Paul Stirling and Andrew Balbirnie starred as 329 once again proved to be the magic number for Ireland, who claimed only a second win over England in their history after overcoming the world champions in a final over thriller.
Set an identical score to the one they finished on to famously beat England at the 2011 World Cup, a 214-run stand between Stirling and captain Balbirnie laid the foundations in the final match of the Royal London series.
Stirling was run out for 142 while Balbirnie holed out for 113 with 50 still required from 33 deliveries, but Kevin O’Brien – the hero of Bangalore – fittingly got them over the line from the penultimate ball with seven wickets to spare under lights.
Morgan, though, felt tightness in his groin and was restricted to a watching brief as Stirling and Balbirnie quietened the criticism of Ireland’s top-order following their under-performance in the first two one-dayers.
England run out 2-1 series winners but Ireland – by first restricting their opponents, with Craig Young taking three for 53, and then holding their nerve with the bat – have their first ODI win on these shores.
Young accounted for Jason Roy for a third successive innings and then James Vince via the outside and inside edges, while in-between Jonny Bairstow missed a heave off the returning Mark Adair and was bowled by a nip-backer.
Morgan, back at his more customary position of four for the first time in the series, punished over-pitched deliveries with some sumptuous straight drives and while he was struck flush on the helmet early on, it was a rare misstep underneath the short ball as he pulled authoritatively thereafter.
There were three monstrous sixes off Josh Little in amongst being dropped on 67 by a diving Balbirnie at midwicket off Andy McBrine, who was taken the distance by Banton as the 21-year-old stepped out of his more senior partner’s shadow with some lusty blows.
After he moved to a 41-ball fifty, his first at international level, Morgan brought up three figures off 78 balls with his 14th four. He would add one more to go along with his four sixes before skewing Little to backward point, the start England lurching from 190 for three to 216 for seven.
Banton was trapped plumb lbw for 58 by the part-time leg-spin of Gareth Delany, while the out-of-sorts Moeen Ali and in-form Sam Billings were both caught in the ring after leading edges off Curtis Campher and Young.

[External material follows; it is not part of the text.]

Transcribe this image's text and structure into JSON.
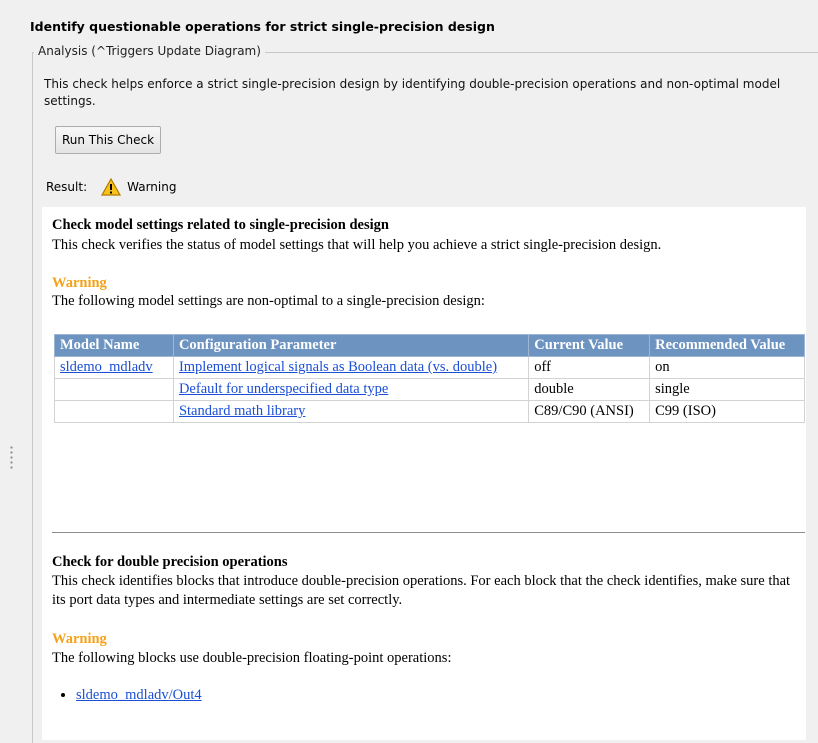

David Willey ensured the wheels did not fall off and was the aggressor in a 73-run stand alongside Tom Curran, with Adair and McBrine, twice, bludgeoned for leg-side sixes en route to a 38-ball fifty before he holed out for 51. Curran (38) then assumed responsibility for getting England well past 300.
But on an easy-paced pitch, England, led by Moeen due to Morgan’s injury, were by no means out of sight and that was underlined when Stirling smeared back-to-back sixes over deep square-leg off Saqib Mahmood.
Even though Willey made the breakthrough by bowling Delany round his legs, there was no subduing Stirling, who used the slog-sweep to take three sixes off Rashid after passing fifty. Balbirnie was an ideal foil, eschewing any risk but still going along at more than a run-a-ball to play his part in a union that stretched beyond three figures.
England were willing and regularly shuffled their bowlers but they lacked a cutting edge in the middle overs. Their cause was not helped when Vince put down a sharp chance at midwicket with Stirling on 95, after which the batsman brought up a 96-ball ton as twilight set in.
Balbirnie went to a run-a-ball century, with 12 fours, and at that point it seemed England would be handily beaten but the run-rate was stifled and once the pair were out, the nerves set in.
But Harry Tector (29no) and O’Brien (21no) managed to get the target down to eight from the final over, and the latter saw them home with a single down to fine-leg off Mahmood.